O teste do velho, do rapaz e do burro

A pedido de muitas famílias a braços com o dilema, Eugénio Roda refrescou o tema e Gémeo Luís opinou sobre o problema.

Não faltam relatos do tempo em que as montanhas pariam ratos. Certa serra, farta de roedores, deu à luz [com mais dores] um velho, um rapaz e um burro. Assim, todos três e de uma só vez. Mais mês, menos mês, desceram os filhos do colo materno, encosta abaixo, até ao inferno. Um atrás, outro à frente, outro mais adiante, beliscaram gente beligerante: olha, olha, três burros, um que não sabe que o é e dois que pensam que não o são, por que razão vão todos a pé? Logo o velho colocou o fedelho sobre o animal. Mas, para mal dos seus pecados, outros se mostraram indignados: olha, vê, o rapazelho descansado e o velho, coitado, a dar ao joelho. Trocaram posições mas não se livraram dos sermões: eu até pasmo, por que vai à pata o petiz e o avô tão feliz, armado em asno? Só faltava levarem o burro às costas e assim fizeram e as opiniões choveram, outra vez opostas: olha, olha, dois burros que outra coisa não são e o terceiro, que o é, tratado como um irmão. Nem La Fontaine nem Esopo nos disseram aonde iam, o asno, o velho e o cachopo. Não sei se esta versão cola mas aonde podiam eles ir senão à escola? O fedelho, porque estava na idade, o velho, pela oportunidade e o burro, porque era burro, fosse a sua burrice mentira ou verdade. Vamos indo e vamos vendo. Entre muitos e tantos que iam repreendendo, constrangendo, ofendendo e corrompendo, eles lá iam aprendendo, compreendendo e até surpreendendo, contagiando quem quisesse ir alinhando. Mas era tal o apanágio que não demorou o referendo: acusados de falso prestígio e de sério contágio, os três foram chamados a cumprir o presságio.
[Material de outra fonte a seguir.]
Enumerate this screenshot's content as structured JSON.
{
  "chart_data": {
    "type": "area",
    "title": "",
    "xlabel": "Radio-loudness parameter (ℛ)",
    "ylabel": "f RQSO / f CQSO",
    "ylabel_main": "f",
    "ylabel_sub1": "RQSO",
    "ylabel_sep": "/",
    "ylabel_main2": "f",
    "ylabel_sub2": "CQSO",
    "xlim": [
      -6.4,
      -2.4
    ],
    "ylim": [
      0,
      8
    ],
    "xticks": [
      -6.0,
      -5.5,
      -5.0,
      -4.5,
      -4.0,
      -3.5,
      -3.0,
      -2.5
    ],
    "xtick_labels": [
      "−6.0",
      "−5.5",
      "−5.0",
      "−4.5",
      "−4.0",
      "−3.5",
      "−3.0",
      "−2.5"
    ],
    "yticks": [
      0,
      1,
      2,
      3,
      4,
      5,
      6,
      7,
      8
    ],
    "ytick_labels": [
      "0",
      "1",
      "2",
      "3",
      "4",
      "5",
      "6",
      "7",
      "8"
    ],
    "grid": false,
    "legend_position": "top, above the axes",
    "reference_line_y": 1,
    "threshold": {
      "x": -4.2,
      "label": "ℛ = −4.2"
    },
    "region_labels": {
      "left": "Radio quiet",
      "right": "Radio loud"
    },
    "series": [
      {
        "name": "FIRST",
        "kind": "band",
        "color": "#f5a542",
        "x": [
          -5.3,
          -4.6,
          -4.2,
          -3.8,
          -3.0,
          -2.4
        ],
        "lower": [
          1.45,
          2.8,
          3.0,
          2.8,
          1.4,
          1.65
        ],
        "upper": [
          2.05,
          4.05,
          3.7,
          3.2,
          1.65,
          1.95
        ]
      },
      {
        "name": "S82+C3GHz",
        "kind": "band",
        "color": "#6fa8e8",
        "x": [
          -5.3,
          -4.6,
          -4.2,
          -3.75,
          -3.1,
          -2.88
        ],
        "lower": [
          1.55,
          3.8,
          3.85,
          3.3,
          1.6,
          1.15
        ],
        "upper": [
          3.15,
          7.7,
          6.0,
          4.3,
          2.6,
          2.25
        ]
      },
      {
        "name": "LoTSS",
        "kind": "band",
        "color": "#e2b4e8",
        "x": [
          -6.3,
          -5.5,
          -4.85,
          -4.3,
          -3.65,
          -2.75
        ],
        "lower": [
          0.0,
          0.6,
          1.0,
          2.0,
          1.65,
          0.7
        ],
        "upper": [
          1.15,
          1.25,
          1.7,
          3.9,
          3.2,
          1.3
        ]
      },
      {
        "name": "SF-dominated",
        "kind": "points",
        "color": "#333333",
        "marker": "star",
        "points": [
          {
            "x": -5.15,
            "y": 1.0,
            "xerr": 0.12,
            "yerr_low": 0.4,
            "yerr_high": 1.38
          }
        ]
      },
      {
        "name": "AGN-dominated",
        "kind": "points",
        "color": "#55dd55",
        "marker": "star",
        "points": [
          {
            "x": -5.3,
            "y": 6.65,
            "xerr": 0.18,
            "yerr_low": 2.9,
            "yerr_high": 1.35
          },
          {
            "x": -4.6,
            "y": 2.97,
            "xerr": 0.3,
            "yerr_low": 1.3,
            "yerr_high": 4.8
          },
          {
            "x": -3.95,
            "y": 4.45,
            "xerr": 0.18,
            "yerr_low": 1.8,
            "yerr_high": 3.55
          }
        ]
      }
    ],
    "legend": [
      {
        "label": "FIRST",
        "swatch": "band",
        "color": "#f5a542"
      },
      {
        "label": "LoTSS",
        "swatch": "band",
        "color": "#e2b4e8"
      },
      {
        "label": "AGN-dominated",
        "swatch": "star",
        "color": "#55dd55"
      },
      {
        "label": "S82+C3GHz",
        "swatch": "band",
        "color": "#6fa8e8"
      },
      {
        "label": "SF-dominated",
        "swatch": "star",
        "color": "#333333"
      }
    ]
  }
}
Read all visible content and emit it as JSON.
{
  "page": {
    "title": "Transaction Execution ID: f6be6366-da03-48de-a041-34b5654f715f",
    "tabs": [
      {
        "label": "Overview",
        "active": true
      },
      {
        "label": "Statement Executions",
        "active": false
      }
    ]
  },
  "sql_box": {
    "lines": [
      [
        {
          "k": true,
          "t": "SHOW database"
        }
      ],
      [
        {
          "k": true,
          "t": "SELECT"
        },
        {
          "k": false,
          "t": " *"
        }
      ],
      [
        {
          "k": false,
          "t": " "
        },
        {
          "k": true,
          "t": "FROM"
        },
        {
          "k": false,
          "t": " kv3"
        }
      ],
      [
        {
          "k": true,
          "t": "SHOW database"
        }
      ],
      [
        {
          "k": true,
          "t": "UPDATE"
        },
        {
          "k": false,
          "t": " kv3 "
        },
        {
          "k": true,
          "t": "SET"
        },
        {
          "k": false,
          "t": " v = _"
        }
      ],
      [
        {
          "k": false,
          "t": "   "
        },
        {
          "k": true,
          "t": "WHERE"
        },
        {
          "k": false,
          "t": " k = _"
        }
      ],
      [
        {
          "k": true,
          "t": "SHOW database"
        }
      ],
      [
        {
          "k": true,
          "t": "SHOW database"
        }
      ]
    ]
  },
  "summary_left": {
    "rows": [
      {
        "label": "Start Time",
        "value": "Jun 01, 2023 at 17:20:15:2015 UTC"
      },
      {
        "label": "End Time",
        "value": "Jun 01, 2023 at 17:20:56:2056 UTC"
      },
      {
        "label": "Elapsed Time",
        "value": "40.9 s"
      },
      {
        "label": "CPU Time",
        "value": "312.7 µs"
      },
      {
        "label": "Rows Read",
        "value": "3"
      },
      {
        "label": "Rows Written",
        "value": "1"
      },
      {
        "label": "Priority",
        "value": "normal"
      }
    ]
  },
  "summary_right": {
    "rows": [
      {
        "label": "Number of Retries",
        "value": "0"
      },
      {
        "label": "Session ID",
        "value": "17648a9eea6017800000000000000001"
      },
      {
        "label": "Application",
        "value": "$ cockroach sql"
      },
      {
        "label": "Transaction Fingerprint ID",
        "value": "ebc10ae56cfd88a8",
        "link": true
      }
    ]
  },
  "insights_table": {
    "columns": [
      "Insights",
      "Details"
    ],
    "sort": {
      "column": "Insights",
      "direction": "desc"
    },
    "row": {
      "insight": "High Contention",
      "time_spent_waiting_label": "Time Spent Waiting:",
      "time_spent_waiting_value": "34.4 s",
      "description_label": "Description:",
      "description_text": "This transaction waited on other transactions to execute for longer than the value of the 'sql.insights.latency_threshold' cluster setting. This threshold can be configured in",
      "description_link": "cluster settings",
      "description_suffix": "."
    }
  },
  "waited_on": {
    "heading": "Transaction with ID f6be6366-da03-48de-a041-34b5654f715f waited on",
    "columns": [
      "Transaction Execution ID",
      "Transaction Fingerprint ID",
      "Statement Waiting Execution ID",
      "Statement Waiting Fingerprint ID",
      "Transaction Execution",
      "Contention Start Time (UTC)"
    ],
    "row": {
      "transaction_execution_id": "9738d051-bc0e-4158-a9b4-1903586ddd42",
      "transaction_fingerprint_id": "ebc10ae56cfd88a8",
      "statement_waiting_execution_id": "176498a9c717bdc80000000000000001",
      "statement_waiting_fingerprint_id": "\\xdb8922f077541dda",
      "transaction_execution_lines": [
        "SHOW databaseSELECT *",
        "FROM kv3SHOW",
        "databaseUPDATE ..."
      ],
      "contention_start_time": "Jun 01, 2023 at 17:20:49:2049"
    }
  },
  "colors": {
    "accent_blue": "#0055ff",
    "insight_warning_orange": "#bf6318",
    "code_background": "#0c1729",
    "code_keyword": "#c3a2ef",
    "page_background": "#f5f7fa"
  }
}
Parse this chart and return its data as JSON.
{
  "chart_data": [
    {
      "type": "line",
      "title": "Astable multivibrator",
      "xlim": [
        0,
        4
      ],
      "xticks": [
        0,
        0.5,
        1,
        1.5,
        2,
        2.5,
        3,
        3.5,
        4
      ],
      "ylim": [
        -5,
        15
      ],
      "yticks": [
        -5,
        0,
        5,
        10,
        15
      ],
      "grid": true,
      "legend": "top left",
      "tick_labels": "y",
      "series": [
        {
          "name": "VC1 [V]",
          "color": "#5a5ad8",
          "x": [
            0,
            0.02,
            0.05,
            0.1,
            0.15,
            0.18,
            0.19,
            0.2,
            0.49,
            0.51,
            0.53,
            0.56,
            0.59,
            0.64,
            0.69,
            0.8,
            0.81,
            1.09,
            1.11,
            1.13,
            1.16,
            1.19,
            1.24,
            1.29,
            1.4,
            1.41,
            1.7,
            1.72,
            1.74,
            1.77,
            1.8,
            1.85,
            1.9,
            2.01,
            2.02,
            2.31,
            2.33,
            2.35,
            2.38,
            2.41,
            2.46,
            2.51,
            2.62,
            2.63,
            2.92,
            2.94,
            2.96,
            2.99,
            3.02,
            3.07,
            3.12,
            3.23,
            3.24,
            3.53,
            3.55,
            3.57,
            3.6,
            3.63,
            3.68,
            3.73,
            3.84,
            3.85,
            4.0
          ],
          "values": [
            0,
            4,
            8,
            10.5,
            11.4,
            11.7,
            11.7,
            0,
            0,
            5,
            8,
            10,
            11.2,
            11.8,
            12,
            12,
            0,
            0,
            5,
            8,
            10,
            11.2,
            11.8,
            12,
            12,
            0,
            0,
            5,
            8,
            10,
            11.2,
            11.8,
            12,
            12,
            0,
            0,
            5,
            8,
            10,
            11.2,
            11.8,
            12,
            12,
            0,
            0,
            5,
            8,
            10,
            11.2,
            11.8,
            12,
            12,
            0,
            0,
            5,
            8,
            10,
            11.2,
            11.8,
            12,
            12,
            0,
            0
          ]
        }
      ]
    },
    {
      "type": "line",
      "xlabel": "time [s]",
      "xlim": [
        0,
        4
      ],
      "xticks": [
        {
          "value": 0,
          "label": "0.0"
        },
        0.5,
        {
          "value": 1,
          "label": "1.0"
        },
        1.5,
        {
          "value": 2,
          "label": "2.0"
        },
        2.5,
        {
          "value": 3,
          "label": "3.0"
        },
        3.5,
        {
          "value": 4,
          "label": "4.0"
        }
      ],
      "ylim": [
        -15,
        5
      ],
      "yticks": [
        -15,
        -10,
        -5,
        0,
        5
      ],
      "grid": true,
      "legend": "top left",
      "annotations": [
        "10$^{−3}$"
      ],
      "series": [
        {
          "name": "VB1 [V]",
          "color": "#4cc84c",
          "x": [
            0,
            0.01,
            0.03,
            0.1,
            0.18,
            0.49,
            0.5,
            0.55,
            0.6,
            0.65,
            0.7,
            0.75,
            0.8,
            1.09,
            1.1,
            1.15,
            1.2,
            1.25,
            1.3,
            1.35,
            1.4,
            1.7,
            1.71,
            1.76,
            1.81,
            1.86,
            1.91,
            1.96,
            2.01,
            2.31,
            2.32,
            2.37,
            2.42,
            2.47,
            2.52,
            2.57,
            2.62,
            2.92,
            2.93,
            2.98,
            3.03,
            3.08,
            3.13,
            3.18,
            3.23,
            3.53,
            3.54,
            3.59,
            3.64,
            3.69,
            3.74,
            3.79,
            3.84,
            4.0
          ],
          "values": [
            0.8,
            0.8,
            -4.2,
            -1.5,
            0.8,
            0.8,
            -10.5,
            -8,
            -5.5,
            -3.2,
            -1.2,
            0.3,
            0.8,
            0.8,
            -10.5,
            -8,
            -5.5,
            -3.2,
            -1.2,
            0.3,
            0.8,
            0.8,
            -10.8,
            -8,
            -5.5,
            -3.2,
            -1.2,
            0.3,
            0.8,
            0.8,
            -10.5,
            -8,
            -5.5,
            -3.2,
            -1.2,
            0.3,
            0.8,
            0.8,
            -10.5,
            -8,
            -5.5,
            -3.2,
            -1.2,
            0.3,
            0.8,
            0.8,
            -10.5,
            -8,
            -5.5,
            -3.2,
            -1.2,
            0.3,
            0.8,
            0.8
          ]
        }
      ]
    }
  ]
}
Testaram-lhes a responsabilidade, a assiduidade, a pontualidade, a autenticidade, a disponibilidade, a lealdade, a cumplicidade e até a interdisciplinaridade. Tudo deu positivo. Só a imunidade foi negativa e a impunidade… criativa. Levaram velho e moço a tribunal, já que estas coisas não se tratam no hospital [ao burro, mandaram-no embora com um murro que o deixou à nora]. Testada a jurisprudência do local, deu relativo, testada a pertinência uni-focal, deu superlativo. Pensavam eles que iam ser vacinados, mas afinal iam ser interrogados [tanto teste trazia chacina em vez de vacina]. Longe do povo e em salas diferentes, velho e novo responderam a uma só pergunta, feita entre dentes: tens cão? O rapaz disse que sim, o velho disse que não.
E assim foram presos, por ter cão e por não ter.
No mural desta história, cabe agora toda e qualquer notícia, com tecnologia de ponta ou sem ponta de malícia. Não há mal que sempre dure nem sal que não sature. Talvez um dia a gente se ria do fado ultrapassado, lá para o século vinte e um, mais um, menos um. Talvez nesse tempo sensível e informado, tecnicamente sofisticado e definitivamente humanizado, tudo isto que agora vemos seja apenas passado.